Cathy La Torre, lei è avvocato e attivista. Qual è l’attività che è iniziata prima? o si sono sviluppate in parallelo?
«È difficile, se non impossibile, scindere queste due parti di me. E credo che una tenga per mano l’altra. Da attivista, e dacché io ricordi lo sono sempre stata, almeno da quando ho sentito di avere una coscienza sociale, mi batto per i diritti. E da avvocato, allo stesso modo, tutelo i diritti. Nel mondo e nel nostro Paese c’è bisogno di difendere ogni giorno la possibilità per tutti di vedersi e sentirsi uguali agli altri, di poter godere di quelle opportunità e conquiste di cui godono tutti. La chiave sta nel far capire che concedere un diritto a chi oggi non ce l’ha, non significa toglierlo a qualcun altro. E invece i detrattori dell’estensione dei diritti a tutti giocano proprio su questo fraintendimento: far credere alla gente che per far stare bene qualcuno bisogna penalizzare qualcun altro. E invece i diritti hanno questo di bello: sono inesauribili. Per questo mi sono sempre battuta per loro. Da attivista e da legale».
Come è nata e di che cosa si occupa l’associazione Pensare Sociale? E il progetto Odiare ti costa in cosa consiste?

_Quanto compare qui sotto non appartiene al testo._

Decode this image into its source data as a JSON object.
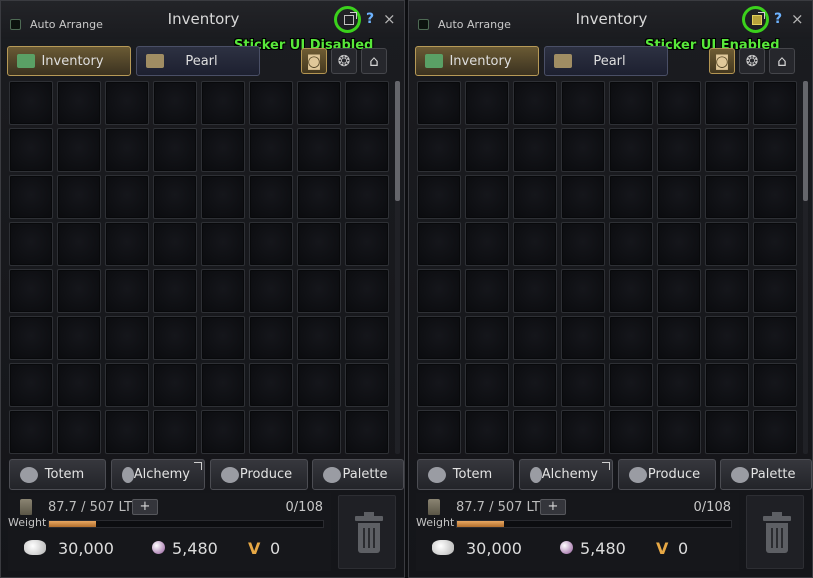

«Pensare Sociale e Odiare ti Costa sono due progetti venuti alla luce assieme. E sono nati dall’esigenza di colmare un vuoto enorme, che si era creato nel mondo online: la mancata tutela della dignità delle persone, quotidianamente, costantemente e impunemente violata. Io e Maura Gancitano, come del resto chiunque di noi, ci siamo accorte che un’onda d’odio in Rete stava giorno dopo giorno travolgendo la vita di ognuno di noi. Leggevamo non insulti o offese, ma veri e propri orrori, minacce, violenza verbale inaudita. Ogni secondo, ogni secondo. Valanghe d’odio ovunque. E ci siamo chieste come fosse possibile che accadesse tutto così, alla luce del sole, senza che nessuno intervenisse. Abbiamo capito che questa gente, nascosta dietro le proprie tastiere, agisce così perché si sente onnipotente e impunita, libera di sfogare le proprie frustrazioni su chiunque, certa di poterlo fare senza pagare dazio. E ci siamo dette che invece di un dazio ci fosse bisogno. Che odiare, o meglio, esplicitare quelle manifestazioni d’odio che stavano devastando la vita online e onlife di tante persone, dovesse essere sanzionato. Perché sì, c’è sacrosanto diritto alla libera espressione. Ma c’è anche il sacrosanto diritto alla tutela della propria immagine, dignità e reputazione. E quando la libertà di espressione intacca questo diritto, allora non parliamo più di libertà di parola. Ma di altro. E di questo altro si stava ormai sistematicamente abusando».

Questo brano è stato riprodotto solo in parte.